Advancing Nonlinear System Stability Analysis with Hessian Matrix Analysis

TL;DR

This paper presents a new method for analyzing the global stability of nonlinear systems by incorporating Hessian matrix eigenvalues and Taylor series boundary errors, offering a more flexible and robust approach than traditional Jacobian-based methods.

Contribution

It introduces a novel stability criterion that includes Hessian eigenvalues and Taylor boundary errors, applicable regardless of system dimension or equilibrium count.

Findings

Validated on two industrial benchmark systems.

Enhanced stability analysis surpasses traditional Jacobian methods.
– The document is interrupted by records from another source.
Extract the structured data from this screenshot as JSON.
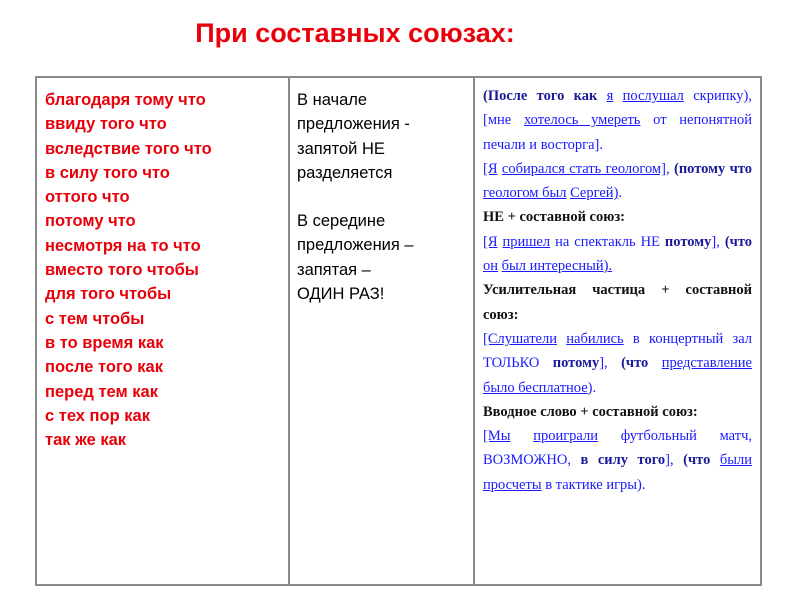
{
  "title": "При составных союзах:",
  "col1": [
    "благодаря тому что",
    "ввиду того что",
    "вследствие того что",
    "в силу того что",
    "оттого что",
    "потому что",
    "несмотря на то что",
    "вместо того чтобы",
    "для того чтобы",
    "с тем чтобы",
    "в то время как",
    "после того как",
    "перед тем как",
    "с тех пор как",
    "так же как"
  ],
  "col2": {
    "start": [
      "В начале",
      "предложения -",
      "запятой НЕ",
      "разделяется"
    ],
    "middle": [
      "В середине",
      "предложения –",
      "запятая –",
      "ОДИН РАЗ!"
    ]
  },
  "col3": [
    [
      {
        "t": "(После того как",
        "b": 1
      },
      {
        "t": " "
      },
      {
        "t": "я",
        "u": 1
      },
      {
        "t": " "
      },
      {
        "t": "послушал",
        "u": 1
      },
      {
        "t": " скрипку), [мне "
      },
      {
        "t": "хотелось умереть",
        "u": 1
      },
      {
        "t": " от непонятной печали и восторга]."
      }
    ],
    [
      {
        "t": "[Я",
        "u": 1
      },
      {
        "t": " "
      },
      {
        "t": "собирался стать геологом]",
        "u": 1
      },
      {
        "t": ", "
      },
      {
        "t": "(потому что",
        "b": 1
      },
      {
        "t": " "
      },
      {
        "t": "геологом был",
        "u": 1
      },
      {
        "t": " "
      },
      {
        "t": "Сергей)",
        "u": 1
      },
      {
        "t": "."
      }
    ],
    [
      {
        "t": "НЕ + составной союз:",
        "h": 1
      }
    ],
    [
      {
        "t": "[Я",
        "u": 1
      },
      {
        "t": " "
      },
      {
        "t": "пришел",
        "u": 1
      },
      {
        "t": " на спектакль НЕ "
      },
      {
        "t": "потому",
        "b": 1
      },
      {
        "t": "], "
      },
      {
        "t": "(что",
        "b": 1
      },
      {
        "t": " "
      },
      {
        "t": "он",
        "u": 1
      },
      {
        "t": " "
      },
      {
        "t": "был интересный).",
        "u": 1
      }
    ],
    [
      {
        "t": "Усилительная частица + составной союз:",
        "h": 1
      }
    ],
    [
      {
        "t": "[Слушатели",
        "u": 1
      },
      {
        "t": " "
      },
      {
        "t": "набились",
        "u": 1
      },
      {
        "t": " в концертный зал ТОЛЬКО "
      },
      {
        "t": "потому",
        "b": 1
      },
      {
        "t": "], "
      },
      {
        "t": "(что",
        "b": 1
      },
      {
        "t": " "
      },
      {
        "t": "представление",
        "u": 1
      },
      {
        "t": " "
      },
      {
        "t": "было бесплатное",
        "u": 1
      },
      {
        "t": ")."
      }
    ],
    [
      {
        "t": "Вводное слово + составной союз:",
        "h": 1
      }
    ],
    [
      {
        "t": "[Мы",
        "u": 1
      },
      {
        "t": " "
      },
      {
        "t": "проиграли",
        "u": 1
      },
      {
        "t": " футбольный матч, ВОЗМОЖНО, "
      },
      {
        "t": "в силу того",
        "b": 1
      },
      {
        "t": "], "
      },
      {
        "t": "(что",
        "b": 1
      },
      {
        "t": " "
      },
      {
        "t": "были",
        "u": 1
      },
      {
        "t": " "
      },
      {
        "t": "просчеты",
        "u": 1
      },
      {
        "t": " в тактике игры)."
      }
    ]
  ]
}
Applicable to a wide range of nonlinear systems.

Abstract

This paper introduces an innovative method for ensuring global stability in a broad array of nonlinear systems. The novel approach enhances the traditional analysis based on Jacobian matrices by incorporating the Taylor series boundary error of estimation and the eigenvalues of the Hessian matrix, resulting in a fresh criterion for global stability. The main strength of this methodology lies in its unrestricted nature regarding the number of equilibrium points or the system's dimension, giving it a competitive edge over alternative methods for global stability analysis. The efficacy of this method has been validated through its application to two established benchmark systems within the industrial domain. The results suggest that the expanded Jacobian stability analysis can ensure global stability under specific circumstances, which are thoroughly elaborated upon in the manuscript. The proposed approach serves as a robust tool for assessing the global stability of nonlinear systems and holds promise for advancing the realms of nonlinear control and optimization.